Now alone, I walked to the very top of the highest drag-lift where a large expanse of the plateaux could be viewed but apart from a fly over from two Snow Buntings heading towards the summit, nothing. Then a skier slid off the lift and casually said "I'm sure you've seen them anyway but there are two Ptarmigan walking up the snow just next to this lift". What! No I flaming well hadn't seen them and even when put onto the exact spot they were last seen it took ages before I noticed a tiny movement from a feather caught in the breeze and located a bird hidden behind a rock. I owe a huge thanks to this skier who went to great effort to put me onto these birds.

The rest of my party had gone back down to the carpark for the food. I phoned them to see if the two birders who had left were still in the carpark. They were and ended up taking the railway back up and everyone got great views of the pair as they eventually got up and moved about preening and feeding.

Spot the bird

Ptarmigan Lagopus muta millaisi (this is not on or near any nest, it was sat preening)

It's worth persisting if you don't see these birds straight away. There were feathers and droppings all over the place near the centre and these two were next to a drag-lift so they could be very close. They were definitely perefering the edges of the patches of snow.

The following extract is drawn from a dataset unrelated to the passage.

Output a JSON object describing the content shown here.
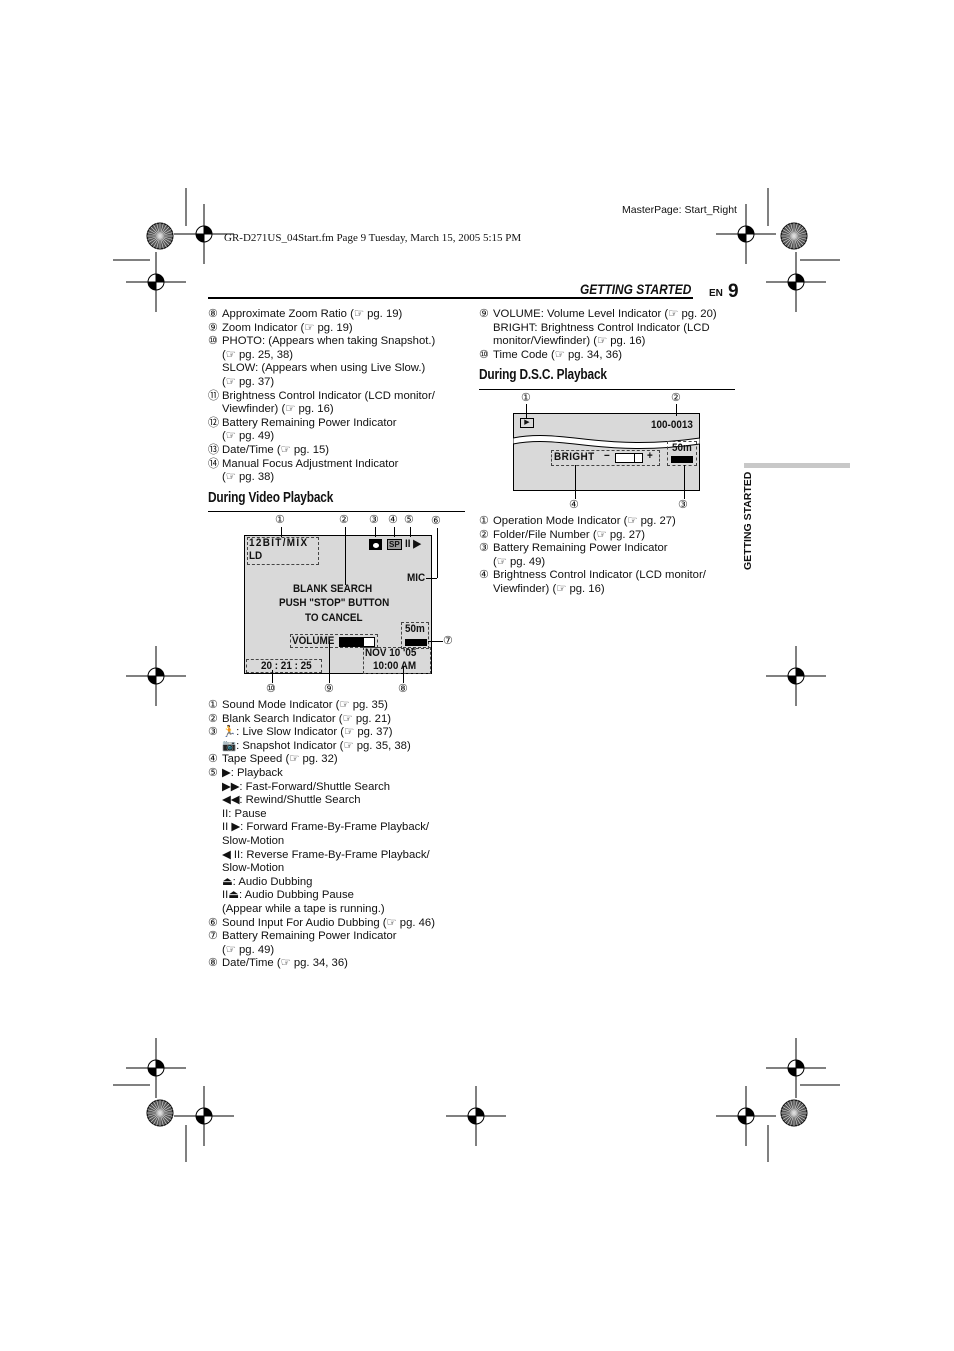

We headed off to the woods again after lunch, picking a quiet-looking area for our last walk of the holiday and ended up seeing five Capercaillies (three males and two females)! Years and years without seeing one and five turn up the day after I get up at 5am to see them. That's birding I guess. We also had our best views of Crested Tits here. A fabulous way to finish.